Platform
Proxy Agent runs on Atlassian Forge, a serverless, sandboxed runtime hosted by Atlassian. There are no external Qwerty Craft servers in the request path, and the app cannot reach out to third-party services for customer data processing.
Data residency
All app data is kept in Forge's encrypted storage. It resides in the Atlassian region you have selected for your Cloud site. We do not copy or replicate customer data outside that region.
Permissions
The app requests only the Jira scopes it needs to perform the documented actions. Each scope is declared in the Forge manifest with a comment explaining the reason it is required.
Authentication
All Jira API calls use Forge-managed authentication. The app never sees, requests, or stores user passwords, OAuth tokens, or API keys.
Impersonation safety
The ability to act as another agent is gated by:
- An app-defined Forge project permission,
act-as-agent, that the Jira admin grants explicitly. - Per-issue permission checks (e.g., Current Assignee scheme rules).
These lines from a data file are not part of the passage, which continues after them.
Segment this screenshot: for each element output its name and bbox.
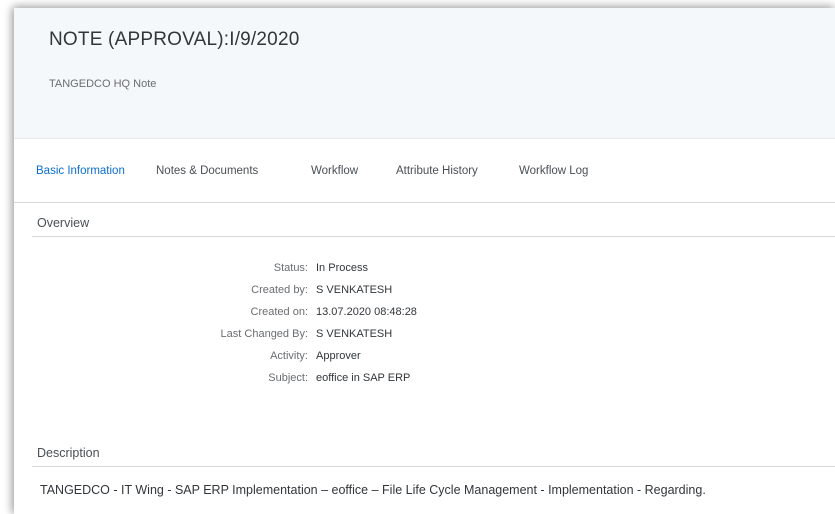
description-divider <box>32 466 835 467</box>
field-activity: Activity: Approver <box>14 350 835 366</box>
field-label: Status: <box>273 262 308 274</box>
tab-workflow-log[interactable]: Workflow Log <box>519 139 588 203</box>
field-value: 13.07.2020 08:48:28 <box>316 306 417 318</box>
overview-divider <box>32 236 835 237</box>
field-last-changed-by: Last Changed By: S VENKATESH <box>14 328 835 344</box>
page-title: NOTE (APPROVAL):I/9/2020 <box>49 29 300 50</box>
field-value: S VENKATESH <box>316 328 393 340</box>
tab-workflow[interactable]: Workflow <box>311 139 358 203</box>
field-value: Approver <box>316 350 361 362</box>
tab-attribute-history[interactable]: Attribute History <box>396 139 478 203</box>
field-label: Created by: <box>251 284 308 296</box>
field-subject: Subject: eoffice in SAP ERP <box>14 372 835 388</box>
description-text: TANGEDCO - IT Wing - SAP ERP Implementat… <box>40 483 706 497</box>
field-status: Status: In Process <box>14 262 835 278</box>
field-label: Activity: <box>270 350 308 362</box>
field-label: Created on: <box>250 306 308 318</box>
tab-notes-documents[interactable]: Notes & Documents <box>156 139 258 203</box>
tab-basic-information[interactable]: Basic Information <box>36 139 125 203</box>
note-detail-window: NOTE (APPROVAL):I/9/2020 TANGEDCO HQ Not… <box>14 8 835 514</box>
tab-bar: Basic Information Notes & Documents Work… <box>14 138 835 203</box>
field-label: Last Changed By: <box>220 328 308 340</box>
field-label: Subject: <box>268 372 308 384</box>
page-subtitle: TANGEDCO HQ Note <box>49 78 157 90</box>
object-header: NOTE (APPROVAL):I/9/2020 TANGEDCO HQ Not… <box>14 8 835 138</box>
field-created-by: Created by: S VENKATESH <box>14 284 835 300</box>
overview-section-title: Overview <box>37 216 90 230</box>
field-value: eoffice in SAP ERP <box>316 372 411 384</box>
description-section-title: Description <box>37 446 100 460</box>
field-value: S VENKATESH <box>316 284 393 296</box>
field-value: In Process <box>316 262 368 274</box>
field-created-on: Created on: 13.07.2020 08:48:28 <box>14 306 835 322</box>
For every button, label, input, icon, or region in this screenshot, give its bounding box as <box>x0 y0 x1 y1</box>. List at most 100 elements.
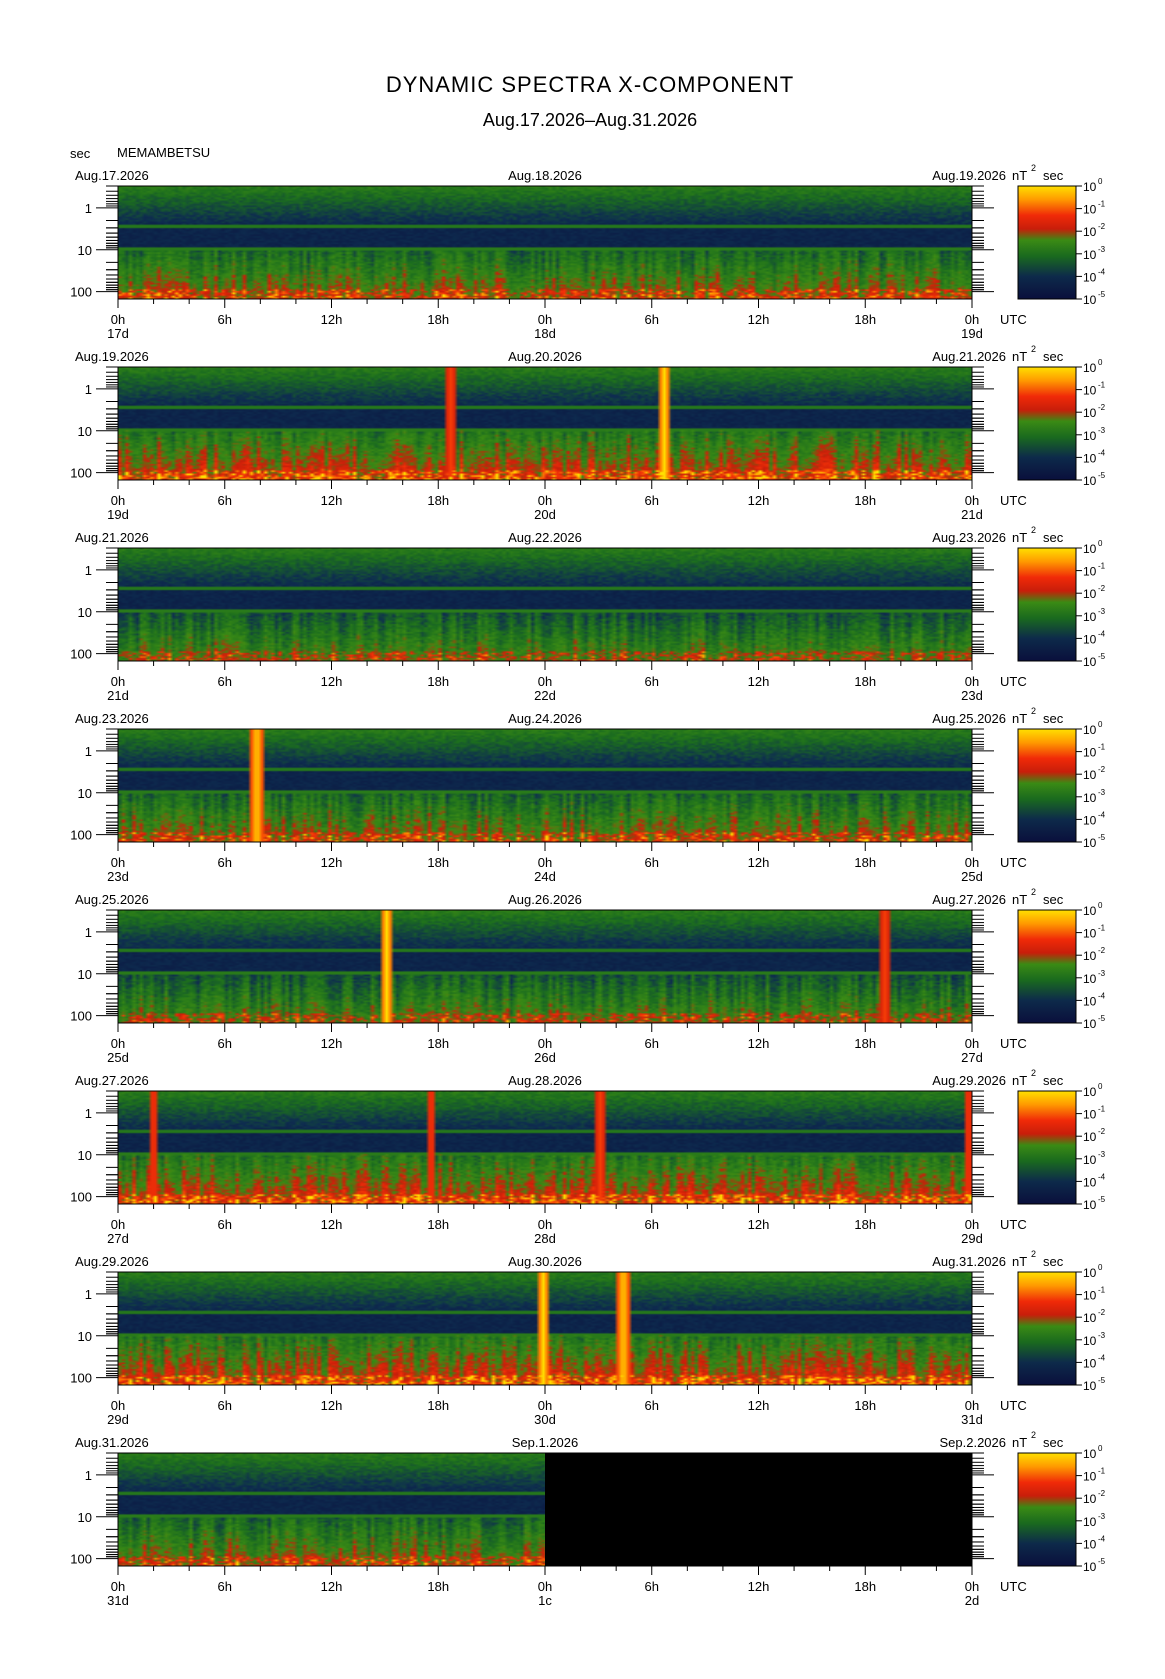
colorbar-tick-exponent: -1 <box>1098 924 1106 933</box>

- An immutable audit log entry for every action, including failed attempts.
Tenant isolation
Forge enforces strict per-tenant isolation. Qwerty Craft staff have no standing access to customer data and cannot read storage from any customer's tenant.
Vulnerability reporting
Please report any suspected vulnerability to ata@qwertycraft.com. We aim to acknowledge reports within 2 business days. Please do not publicly disclose details until we have had a reasonable opportunity to remediate.
Compliance posture
The app inherits Atlassian Cloud's SOC 2, ISO 27001, and GDPR compliance for hosting and underlying data processing. Qwerty Craft does not hold independent certifications at this time.